Seth Ackerman sethackerman1 at verizon.net
Tue Mar 14 21:03:21 PST 2006


Doug Henwood wrote:


> Nathan Newman wrote:
>
>> Yes, the lack of direct bank
>> ownership of equities in the 20th century made US corporate structures
>> different from much of the world, but one of the results was
>> precisely the
>> mega-corporate structures where firms didn't even need much capital
>> from the
>> markets since they could raise it internally-- a point I believe a
>> certain
>> Doug Henwood has emphasized in questioning the centrality others have
>> given
>> to the role of Wall Street.
>
>
> The fundraising role of Wall Street is exaggerated; its real function
> is the organization of ownership and disciplining management.
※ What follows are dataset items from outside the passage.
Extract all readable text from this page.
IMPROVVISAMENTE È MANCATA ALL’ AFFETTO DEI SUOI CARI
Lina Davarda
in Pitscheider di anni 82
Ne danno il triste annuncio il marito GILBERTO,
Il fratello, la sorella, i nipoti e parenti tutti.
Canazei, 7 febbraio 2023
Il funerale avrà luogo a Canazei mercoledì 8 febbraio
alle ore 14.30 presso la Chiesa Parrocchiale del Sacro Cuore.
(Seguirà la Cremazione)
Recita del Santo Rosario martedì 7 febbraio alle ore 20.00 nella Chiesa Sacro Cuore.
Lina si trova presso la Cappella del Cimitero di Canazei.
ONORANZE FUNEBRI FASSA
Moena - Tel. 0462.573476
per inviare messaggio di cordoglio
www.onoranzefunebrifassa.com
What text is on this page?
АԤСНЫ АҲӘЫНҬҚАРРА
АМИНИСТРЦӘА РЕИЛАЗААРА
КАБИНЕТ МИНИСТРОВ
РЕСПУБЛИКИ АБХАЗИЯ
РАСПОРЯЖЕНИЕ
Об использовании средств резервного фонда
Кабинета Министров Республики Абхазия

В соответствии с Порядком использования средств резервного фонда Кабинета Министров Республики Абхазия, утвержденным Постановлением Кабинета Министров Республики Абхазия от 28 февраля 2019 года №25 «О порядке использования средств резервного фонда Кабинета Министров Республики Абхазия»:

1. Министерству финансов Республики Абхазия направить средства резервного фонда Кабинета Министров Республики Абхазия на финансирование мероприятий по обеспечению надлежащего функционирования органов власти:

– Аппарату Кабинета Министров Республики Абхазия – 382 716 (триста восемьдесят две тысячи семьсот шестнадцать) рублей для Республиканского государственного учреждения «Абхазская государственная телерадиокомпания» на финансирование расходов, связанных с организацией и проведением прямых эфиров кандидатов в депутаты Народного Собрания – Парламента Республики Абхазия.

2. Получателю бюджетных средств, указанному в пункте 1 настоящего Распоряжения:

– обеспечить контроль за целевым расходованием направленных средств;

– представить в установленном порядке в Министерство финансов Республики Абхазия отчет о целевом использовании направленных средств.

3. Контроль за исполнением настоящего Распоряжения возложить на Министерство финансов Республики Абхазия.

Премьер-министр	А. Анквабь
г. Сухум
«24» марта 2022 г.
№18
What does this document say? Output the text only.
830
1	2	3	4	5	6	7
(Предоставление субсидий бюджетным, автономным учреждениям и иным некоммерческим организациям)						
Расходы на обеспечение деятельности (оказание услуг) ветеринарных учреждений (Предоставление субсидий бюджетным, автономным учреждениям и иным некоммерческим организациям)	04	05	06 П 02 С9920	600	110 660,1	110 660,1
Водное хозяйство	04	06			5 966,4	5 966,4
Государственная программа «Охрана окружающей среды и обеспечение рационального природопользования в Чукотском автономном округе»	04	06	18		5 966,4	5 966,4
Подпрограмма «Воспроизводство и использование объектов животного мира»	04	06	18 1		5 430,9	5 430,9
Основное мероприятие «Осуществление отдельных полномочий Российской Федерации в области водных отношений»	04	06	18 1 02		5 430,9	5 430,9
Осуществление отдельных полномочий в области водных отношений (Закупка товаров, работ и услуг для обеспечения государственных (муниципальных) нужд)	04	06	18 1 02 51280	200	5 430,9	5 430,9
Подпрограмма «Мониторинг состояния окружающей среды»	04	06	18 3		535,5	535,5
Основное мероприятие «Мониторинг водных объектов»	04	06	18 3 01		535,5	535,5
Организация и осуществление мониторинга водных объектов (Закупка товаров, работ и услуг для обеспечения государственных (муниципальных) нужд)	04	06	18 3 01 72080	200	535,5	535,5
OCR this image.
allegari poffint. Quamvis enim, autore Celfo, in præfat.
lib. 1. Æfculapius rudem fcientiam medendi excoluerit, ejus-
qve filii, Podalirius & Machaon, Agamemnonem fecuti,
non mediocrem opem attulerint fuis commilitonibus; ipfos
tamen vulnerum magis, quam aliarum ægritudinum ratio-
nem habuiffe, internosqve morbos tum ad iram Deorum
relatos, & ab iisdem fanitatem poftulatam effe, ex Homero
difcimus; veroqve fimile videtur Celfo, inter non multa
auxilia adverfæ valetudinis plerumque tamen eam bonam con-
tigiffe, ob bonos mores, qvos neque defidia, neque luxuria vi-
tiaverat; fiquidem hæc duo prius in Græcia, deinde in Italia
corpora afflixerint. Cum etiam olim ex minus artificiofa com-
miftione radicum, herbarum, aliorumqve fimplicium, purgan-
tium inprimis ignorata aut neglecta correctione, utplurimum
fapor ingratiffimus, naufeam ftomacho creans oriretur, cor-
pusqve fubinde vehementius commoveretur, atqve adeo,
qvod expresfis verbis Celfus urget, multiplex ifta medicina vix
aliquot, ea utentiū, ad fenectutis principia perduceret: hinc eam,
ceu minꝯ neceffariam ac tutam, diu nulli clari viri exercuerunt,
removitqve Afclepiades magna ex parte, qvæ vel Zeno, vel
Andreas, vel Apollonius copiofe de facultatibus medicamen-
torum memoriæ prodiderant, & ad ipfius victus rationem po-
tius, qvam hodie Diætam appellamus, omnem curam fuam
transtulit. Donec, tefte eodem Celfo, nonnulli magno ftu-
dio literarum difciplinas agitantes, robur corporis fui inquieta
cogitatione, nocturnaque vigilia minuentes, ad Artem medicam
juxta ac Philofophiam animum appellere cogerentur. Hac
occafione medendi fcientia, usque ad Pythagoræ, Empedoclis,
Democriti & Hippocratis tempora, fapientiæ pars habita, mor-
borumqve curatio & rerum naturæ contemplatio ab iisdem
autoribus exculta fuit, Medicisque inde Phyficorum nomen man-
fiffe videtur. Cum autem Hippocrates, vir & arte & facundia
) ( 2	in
I've got
> a paper around somewhere that points out that dispersed ownership, as
> in the predominantly English-speaking countries, is a more hostile
> environment for social democracy, since it's pitiless in its demands
> for cost-cutting and labor flexibility. Ownership in the soc dem
> countries is more concentrated. The comparison works for Canada and
> the US; Canada is both more concentrated and more social democratic.
>

The ne plus ultra of this, I think, is Sweden, where huge swaths of the industrial landscape have been owned or controlled by the Wallenberg dynasty.